Eh oui, la politique, ce n’est pas que des décisions préparées dans le secret des ministères par une armée de technocrates pondant des fiches à tour de bras et imposant leurs idées aux politiques. Certes, ce gouvernement est probablement l’un des plus technocratiques que la France ait connus depuis des décennies. Peut-être faut-il remonter à celui de l’amiral Darlan, de février 1941 à avril 1942, toutes choses égales par ailleurs, pour trouver autant de technocratie aux commandes. Mais la politique, c’est aussi, et surtout, des rapports humains et… des rapports de force. "Où sont mes troupes ?" a, du reste, déclaré Nicolas Hulot, avec une émotion qui ne semblait pas feinte, au micro de France Inter. Une interpellation qui n’est pas sans rappeler celle de Staline : "Le pape, combien de divisions ?" Nicolas Hulot est une sorte de pape de l’écologie. Et il a compris que sa seule présence charismatique et médiatique ne suffirait pas à convertir le monde – ou, tout du moins, le petit monde enchanté de la Macronie - à sa religion. En cela, c’est retour, non pas vers le futur, mais vers le réel.

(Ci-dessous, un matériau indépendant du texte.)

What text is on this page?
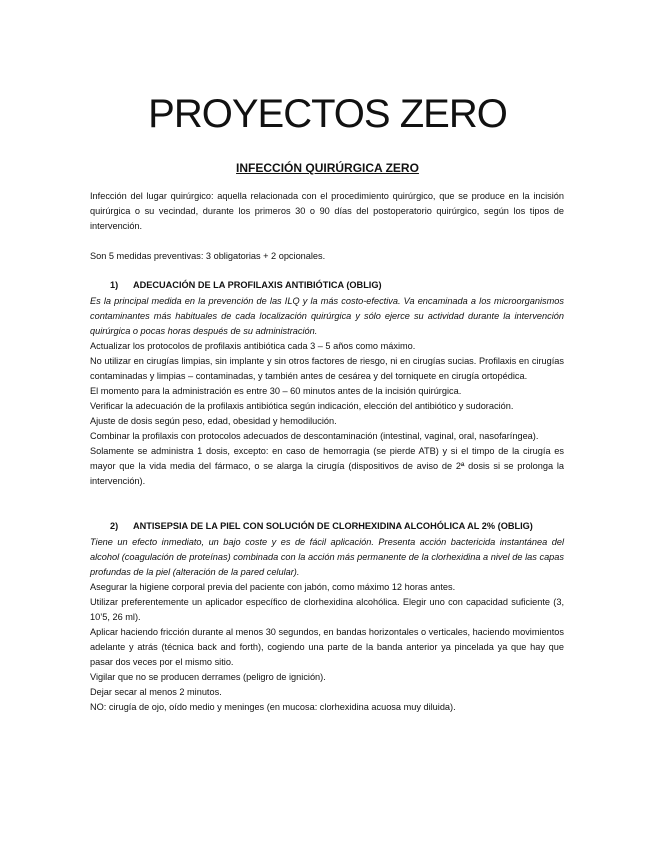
PROYECTOS ZERO
INFECCIÓN QUIRÚRGICA ZERO

Infección del lugar quirúrgico: aquella relacionada con el procedimiento quirúrgico, que se produce en la incisión quirúrgica o su vecindad, durante los primeros 30 o 90 días del postoperatorio quirúrgico, según los tipos de intervención.

Son 5 medidas preventivas: 3 obligatorias + 2 opcionales.

1) ADECUACIÓN DE LA PROFILAXIS ANTIBIÓTICA (OBLIG)

Es la principal medida en la prevención de las ILQ y la más costo-efectiva. Va encaminada a los microorganismos contaminantes más habituales de cada localización quirúrgica y sólo ejerce su actividad durante la intervención quirúrgica o pocas horas después de su administración.

Actualizar los protocolos de profilaxis antibiótica cada 3 – 5 años como máximo.

No utilizar en cirugías limpias, sin implante y sin otros factores de riesgo, ni en cirugías sucias. Profilaxis en cirugías contaminadas y limpias – contaminadas, y también antes de cesárea y del torniquete en cirugía ortopédica.

El momento para la administración es entre 30 – 60 minutos antes de la incisión quirúrgica.

Verificar la adecuación de la profilaxis antibiótica según indicación, elección del antibiótico y sudoración.

Ajuste de dosis según peso, edad, obesidad y hemodilución.

Combinar la profilaxis con protocolos adecuados de descontaminación (intestinal, vaginal, oral, nasofaríngea).

Solamente se administra 1 dosis, excepto: en caso de hemorragia (se pierde ATB) y si el timpo de la cirugía es mayor que la vida media del fármaco, o se alarga la cirugía (dispositivos de aviso de 2ª dosis si se prolonga la intervención).

2) ANTISEPSIA DE LA PIEL CON SOLUCIÓN DE CLORHEXIDINA ALCOHÓLICA AL 2% (OBLIG)

Tiene un efecto inmediato, un bajo coste y es de fácil aplicación. Presenta acción bactericida instantánea del alcohol (coagulación de proteínas) combinada con la acción más permanente de la clorhexidina a nivel de las capas profundas de la piel (alteración de la pared celular).

Asegurar la higiene corporal previa del paciente con jabón, como máximo 12 horas antes.

Utilizar preferentemente un aplicador específico de clorhexidina alcohólica. Elegir uno con capacidad suficiente (3, 10’5, 26 ml).

Aplicar haciendo fricción durante al menos 30 segundos, en bandas horizontales o verticales, haciendo movimientos adelante y atrás (técnica back and forth), cogiendo una parte de la banda anterior ya pincelada ya que hay que pasar dos veces por el mismo sitio.

Vigilar que no se producen derrames (peligro de ignición).

Dejar secar al menos 2 minutos.

NO: cirugía de ojo, oído medio y meninges (en mucosa: clorhexidina acuosa muy diluida).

Ce départ prévisible et, en même temps, imprévu, non planifié, de Nicolas Hulot rappelle à Emmanuel Macron que tout ne se passe pas forcément comme on avait prévu. Que la météo (réchauffement climatique ou pas) est facétieuse. Un départ qui achève de lui bousiller son été. Ça avait pourtant si bien démarré avec la fête de la Musique dans la cour de l’Élysée, puis la Coupe du monde. In fine, un été pourri, malgré le soleil et les bains dans la piscine et la foule de Brégançon.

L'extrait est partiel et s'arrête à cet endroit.